Tuesday, August 7, 2007

Instrumental Analysis: part 2

A number of comments on my previous post reminded me of one my most boring days as a student.

The gist of what some said was "don't be boring." In other words, a 3 hour lecture in front of a machine noone will use is not going to be the most useful.

Now, for the story: During my Junior year at my undergraduate institution I was enrolled in an Instrumental Analysis class. There were so many times that we were bored to tears.

The old professor was a work of art. Due to some physical injuries that never healed right, he walked like Igor from Frankenstein. He was a nice guy, but not the most dynamic.

One day, we were covering IR. We already had use IR extensively and were proficient at it. So he decided to take us back to the good old days.

Any chemist knows that IR had a glorious period in the history of Chemistry. There was a time when every effort was made to obtain exquisite IR for the main reason that the IR spectra and a melting point of a derivative were essentially the only characterization data available.

Now days, IR has been supplanted by "bigger and better" technology particularly NMR. It has been relegated to a "carbonyl identifier."

The old professor wanted to show us how it was done back in the day. So, he pulled out two salt plates. Looked at them in disgust and declared that they needed to be polished. He produced a wooden box about the size of a 1965 Minneapolis phonebook. He opened the box and with a gleam in his eye, presented his salt plate polishing equipment. I don't remember everything contained in his box, but I do remember two piece of felt of varying softness.

The prof went to town polishing the salt plates. Rubbing specifically in a "figure 8" pattern, he went from one piece of felt to another. I can see him frantically and in a most exuberant manner moving the salt plate as fast as he could as he rubbed in on the felt. This lasted nearly 15 minutes. Meanwhile, we just stood there and watched (i.e. acting like bored undergraduates).

After what seemed like an eternity of him polishing his plates, he was finished and he lifted the perfectly polished up for us to behold. The gleam was brighter than ever in his eyes. He was so proud to give us this old school lesson. He was perhaps reliving his own glory days. He held the plate up at eye level when the plate slipped from his physically deformed fingers, fell to the floor and shattered into a millions pieces.

I remember him uttering a very sad whimper. He said little and sent us home for the day.

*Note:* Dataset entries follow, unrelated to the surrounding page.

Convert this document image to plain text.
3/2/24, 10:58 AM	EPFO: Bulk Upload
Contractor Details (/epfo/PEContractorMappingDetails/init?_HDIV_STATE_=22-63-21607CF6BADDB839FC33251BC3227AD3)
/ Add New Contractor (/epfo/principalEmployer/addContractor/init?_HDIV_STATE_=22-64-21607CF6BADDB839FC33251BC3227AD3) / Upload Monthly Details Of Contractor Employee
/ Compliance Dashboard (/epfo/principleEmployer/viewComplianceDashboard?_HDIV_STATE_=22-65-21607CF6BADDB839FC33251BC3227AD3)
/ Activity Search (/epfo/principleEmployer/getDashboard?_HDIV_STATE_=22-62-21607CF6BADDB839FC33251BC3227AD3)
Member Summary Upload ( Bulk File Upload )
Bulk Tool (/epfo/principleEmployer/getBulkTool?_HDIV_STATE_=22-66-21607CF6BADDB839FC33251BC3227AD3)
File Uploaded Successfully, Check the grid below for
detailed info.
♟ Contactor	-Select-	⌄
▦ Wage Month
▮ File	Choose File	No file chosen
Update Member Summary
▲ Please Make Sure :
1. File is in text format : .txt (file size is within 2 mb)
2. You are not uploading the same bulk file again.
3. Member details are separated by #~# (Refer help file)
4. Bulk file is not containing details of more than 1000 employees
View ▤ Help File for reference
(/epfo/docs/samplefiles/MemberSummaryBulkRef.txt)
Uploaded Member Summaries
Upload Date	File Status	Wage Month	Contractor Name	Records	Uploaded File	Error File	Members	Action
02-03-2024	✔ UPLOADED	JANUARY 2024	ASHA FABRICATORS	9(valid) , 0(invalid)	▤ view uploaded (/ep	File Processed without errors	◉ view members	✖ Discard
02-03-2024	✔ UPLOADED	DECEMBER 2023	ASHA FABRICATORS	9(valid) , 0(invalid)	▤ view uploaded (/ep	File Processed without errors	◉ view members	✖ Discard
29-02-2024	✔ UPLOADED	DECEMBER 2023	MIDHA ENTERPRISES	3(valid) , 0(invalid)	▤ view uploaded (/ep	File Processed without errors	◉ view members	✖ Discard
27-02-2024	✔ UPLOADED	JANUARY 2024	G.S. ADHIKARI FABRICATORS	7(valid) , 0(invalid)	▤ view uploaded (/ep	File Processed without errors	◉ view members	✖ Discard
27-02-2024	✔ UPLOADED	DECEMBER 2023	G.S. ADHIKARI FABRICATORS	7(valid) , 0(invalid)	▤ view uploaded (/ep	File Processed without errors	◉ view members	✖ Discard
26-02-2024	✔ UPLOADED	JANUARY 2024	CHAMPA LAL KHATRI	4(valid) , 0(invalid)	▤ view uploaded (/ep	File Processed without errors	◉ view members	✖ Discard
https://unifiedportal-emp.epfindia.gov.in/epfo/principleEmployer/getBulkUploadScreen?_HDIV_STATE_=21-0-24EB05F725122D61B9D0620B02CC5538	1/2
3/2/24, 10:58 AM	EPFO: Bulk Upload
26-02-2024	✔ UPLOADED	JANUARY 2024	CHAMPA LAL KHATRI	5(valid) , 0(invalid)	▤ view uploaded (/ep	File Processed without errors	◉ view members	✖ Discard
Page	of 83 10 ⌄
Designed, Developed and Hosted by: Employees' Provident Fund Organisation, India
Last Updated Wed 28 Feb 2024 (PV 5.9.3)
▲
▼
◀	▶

We actually felt bad for him, and while the end result was pretty lame, we learned how important IR had been at one time. We gained an appreciation for what pre-NMR chemists had to do.

3 comments:

Liberal Arts Chemist said...

Man, oh man. Great story and well told.

When I took my instrumental analysis course in the early 80's we had a senior faculty member take us down into the basement where he uncovered the IR-5 (which he told us at one time had been the best IR instrument in Canada). He then fired that sucker up, filled the inkwell on the chart recorder pen and tweaked a few gears. We then spent the rest of the afternoon making 10 meter long vibrational-rotational spectra of diatomic gases. Can't do that no more.

MJenks said...

Wow. I shed a small tear for Igor after that. The story was almost as tragic as me dropping the NMR tube filled with every last mg of a particular aldehyde I needed for writing up my thesis, and that story is only more tragic because it happened to me.

My instrumental analysis class was me and the professor. One more I was hungov--particularly sleepy--and I missed class. I heard the phone ringing, but just incorporated it into my dreams. I felt bad for the rest of the semester about that one.

Unknown said...

Funny, my research advisor is Canadian and he claims to have bought "the first FT-IR made in Canada" way back in 1982.